Intervention de Jean-Paul Lecoq

Réunion du mardi 18 juillet 2017 à 16h30
Commission des affaires étrangères

Photo issue du site de l'Assemblée nationale ou de WikipediaJean-Paul Lecoq :

Dans les quartiers du Havre, les jeunes me disent avoir besoin d'un emploi plutôt que de patrouilles de policiers, car l'oisiveté engendre des comportements irrationnels.

En Afrique, c'est la même chose.

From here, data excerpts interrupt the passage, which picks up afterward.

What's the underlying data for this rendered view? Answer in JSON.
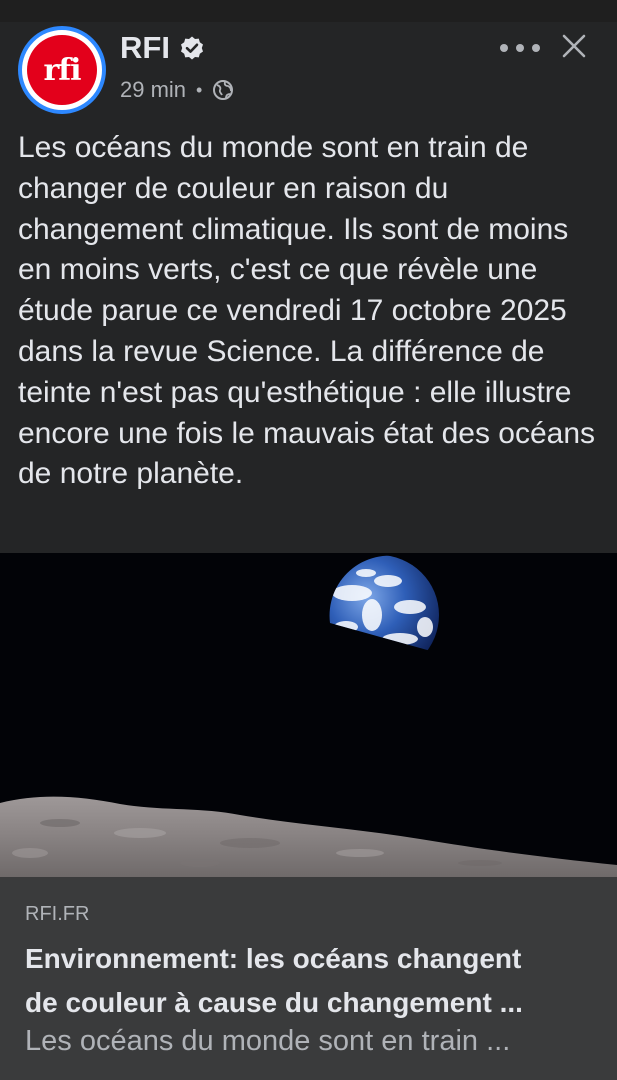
{
  "post": {
    "author": "RFI",
    "avatar_label": "rfi",
    "verified_icon": "verified-check-icon",
    "time": "29 min",
    "separator": "•",
    "audience_icon": "globe-icon",
    "text": "Les océans du monde sont en train de changer de couleur en raison du changement climatique. Ils sont de moins en moins verts, c'est ce que révèle une étude parue ce vendredi 17 octobre 2025 dans la revue Science. La différence de teinte n'est pas qu'esthétique : elle illustre encore une fois le mauvais état des océans de notre planète."
  },
  "actions": {
    "more_icon": "more-options-icon",
    "close_icon": "close-icon"
  },
  "link_card": {
    "domain": "RFI.FR",
    "title_line1": "Environnement: les océans changent",
    "title_line2": "de couleur à cause du changement ...",
    "subtitle": "Les océans du monde sont en train ..."
  },
  "colors": {
    "background": "#242526",
    "card": "#3a3b3c",
    "brand_red": "#e3001b",
    "ring_blue": "#2d88ff"
  }
}
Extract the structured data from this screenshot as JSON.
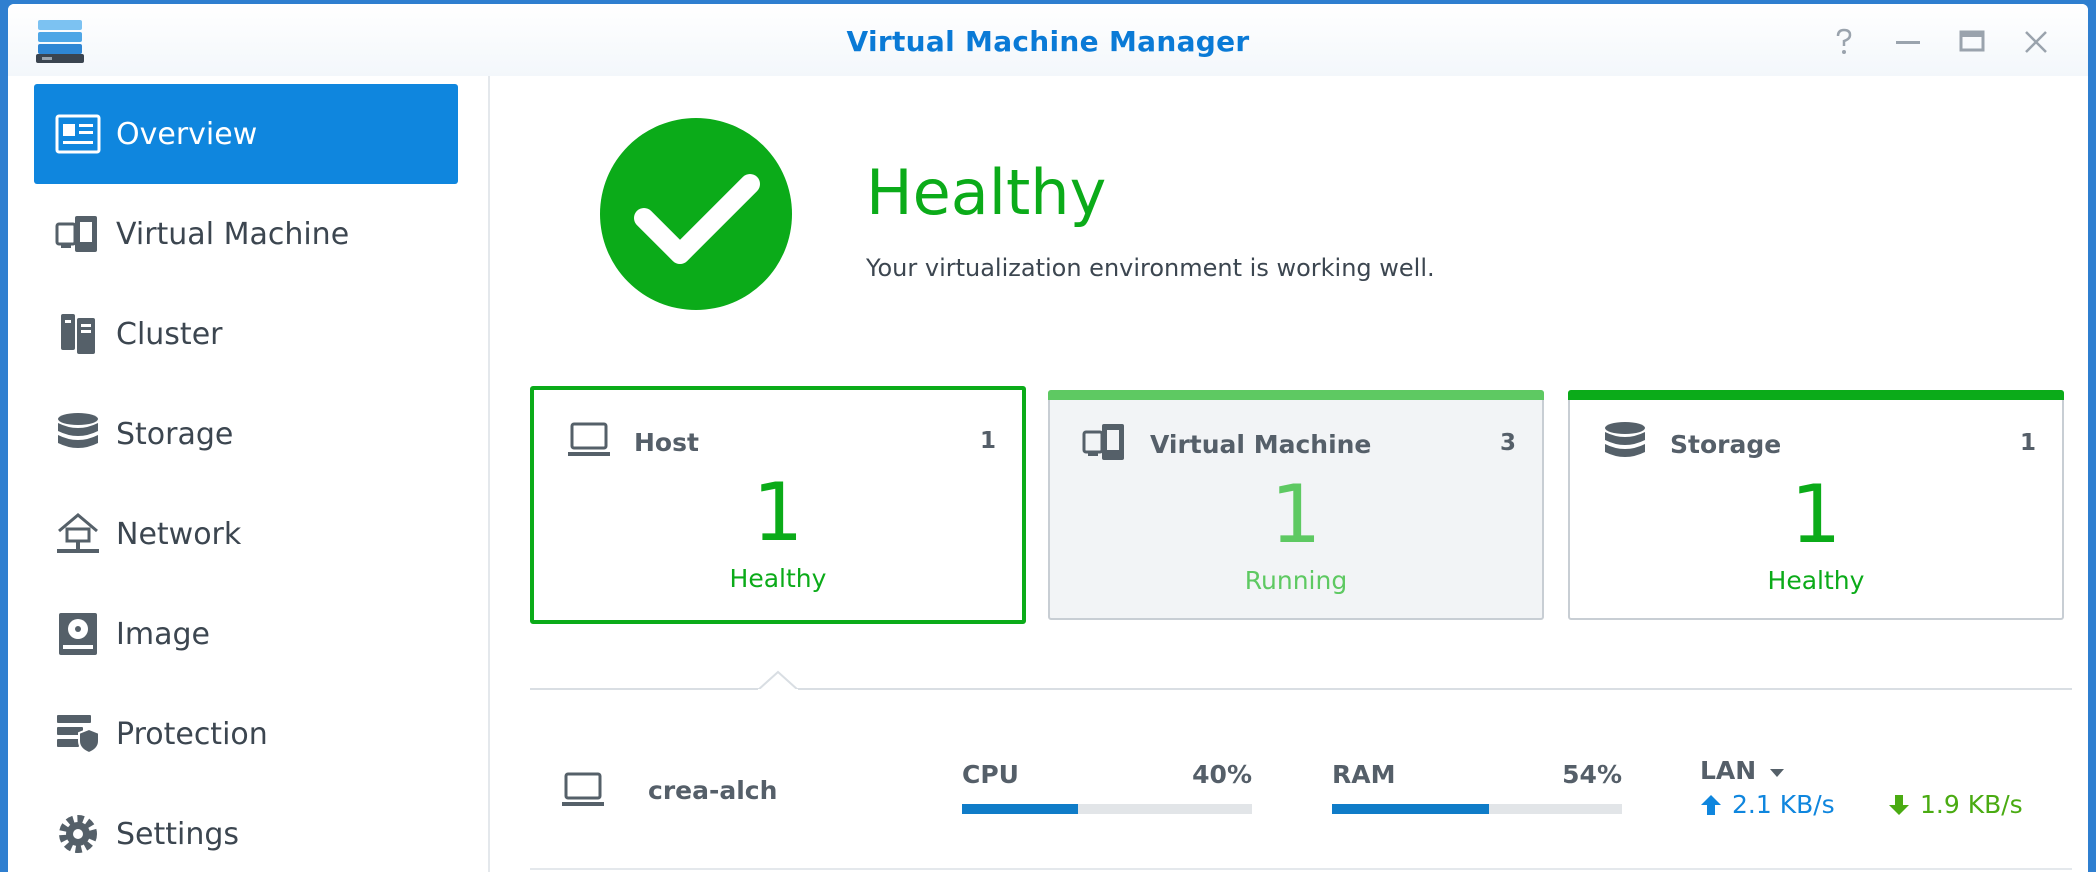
{
  "window": {
    "title": "Virtual Machine Manager"
  },
  "sidebar": {
    "items": [
      {
        "label": "Overview",
        "icon": "overview-icon",
        "active": true
      },
      {
        "label": "Virtual Machine",
        "icon": "virtual-machine-icon"
      },
      {
        "label": "Cluster",
        "icon": "cluster-icon"
      },
      {
        "label": "Storage",
        "icon": "storage-icon"
      },
      {
        "label": "Network",
        "icon": "network-icon"
      },
      {
        "label": "Image",
        "icon": "image-icon"
      },
      {
        "label": "Protection",
        "icon": "protection-icon"
      },
      {
        "label": "Settings",
        "icon": "settings-icon"
      }
    ]
  },
  "status": {
    "title": "Healthy",
    "subtitle": "Your virtualization environment is working well."
  },
  "cards": [
    {
      "title": "Host",
      "count": "1",
      "number": "1",
      "state": "Healthy"
    },
    {
      "title": "Virtual Machine",
      "count": "3",
      "number": "1",
      "state": "Running"
    },
    {
      "title": "Storage",
      "count": "1",
      "number": "1",
      "state": "Healthy"
    }
  ],
  "host": {
    "name": "crea-alch",
    "cpu": {
      "label": "CPU",
      "value": "40%",
      "fraction": 0.4
    },
    "ram": {
      "label": "RAM",
      "value": "54%",
      "fraction": 0.54
    },
    "lan": {
      "label": "LAN",
      "upload": "2.1 KB/s",
      "download": "1.9 KB/s"
    }
  },
  "colors": {
    "accent": "#0f86de",
    "healthy": "#0bab19",
    "running": "#5ec962",
    "upload": "#0f86de",
    "download": "#4aab12"
  }
}
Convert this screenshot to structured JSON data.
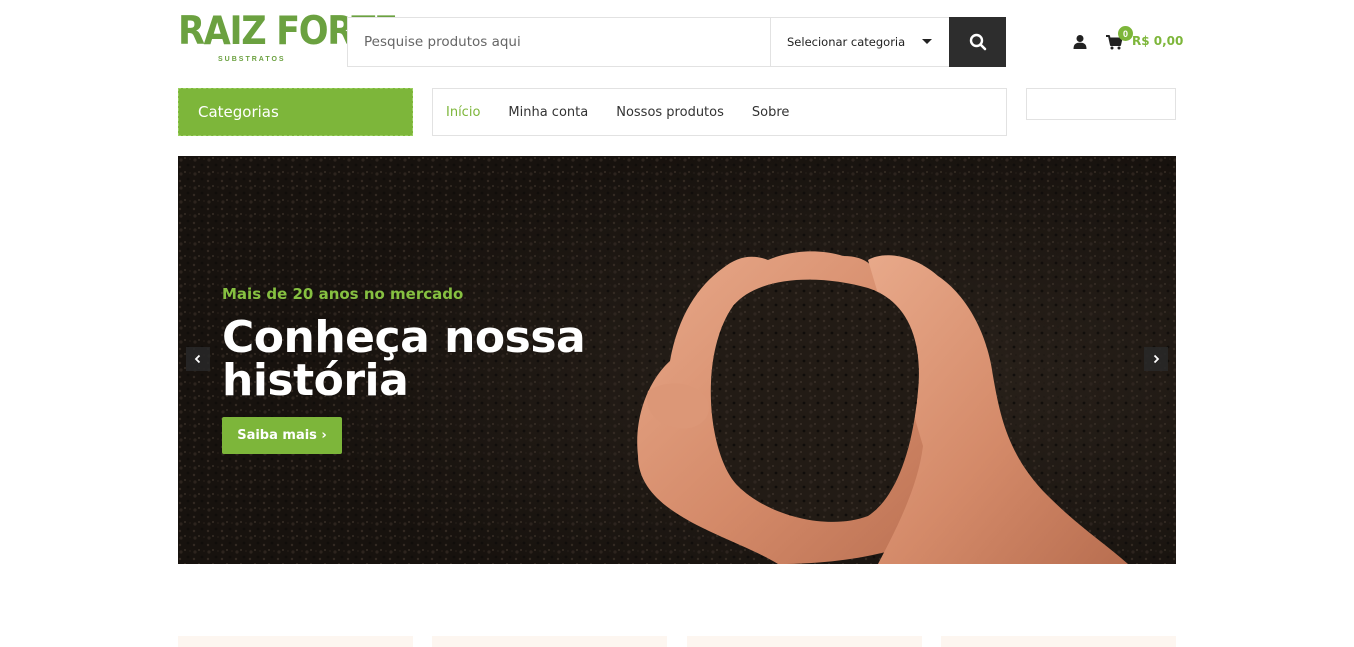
{
  "header": {
    "logo_text": "RAIZ FORTE",
    "logo_subtext": "SUBSTRATOS",
    "search": {
      "placeholder": "Pesquise produtos aqui",
      "category_label": "Selecionar categoria"
    },
    "cart": {
      "count": "0",
      "total": "R$ 0,00"
    },
    "icons": [
      "search-icon",
      "user-icon",
      "cart-icon"
    ]
  },
  "nav": {
    "categories_label": "Categorias",
    "links": [
      {
        "label": "Início",
        "active": true
      },
      {
        "label": "Minha conta",
        "active": false
      },
      {
        "label": "Nossos produtos",
        "active": false
      },
      {
        "label": "Sobre",
        "active": false
      }
    ]
  },
  "hero": {
    "kicker": "Mais de 20 anos no mercado",
    "title": "Conheça nossa história",
    "cta": "Saiba mais ›"
  },
  "colors": {
    "brand_green": "#7db63a",
    "dark": "#2d2d2d"
  }
}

Des associations de femmes rencontrées à Bamako m'ont expliqué qu'elles demandaient à leur premier fils de partir vers l'Europe car c'est le seul moyen d'assurer la survie de la famille.

La question de l'aide au développement et de la puissance économique se pose donc pour moi avant la question militaire. Je crois même que le sous-développement est une des causes premières du terrorisme.

Or, à aucun moment de votre exposé, néanmoins très riche, vous n'avez exposé la richesse du sol de ces pays, comme l'uranium, abondant dans le Sahel, dont profite Areva. Mais ces pays en profitent-ils ? Comment les accompagner dans leur exploitation pour qu'ils puissent en profiter, en termes d'emplois comme de progression de leur produit intérieur brut ? J'ai eu le sentiment que la première intervention militaire française dans le Sahel visait à protéger les mines. On a mis en effet beaucoup moins de temps à aller dans le Sahel qu'à descendre jusqu'à Bamako, où une crise avait lieu.

Le terrorisme ne doit pas être une excuse pour mettre la main sur l'Afrique et retomber dans la Françafrique.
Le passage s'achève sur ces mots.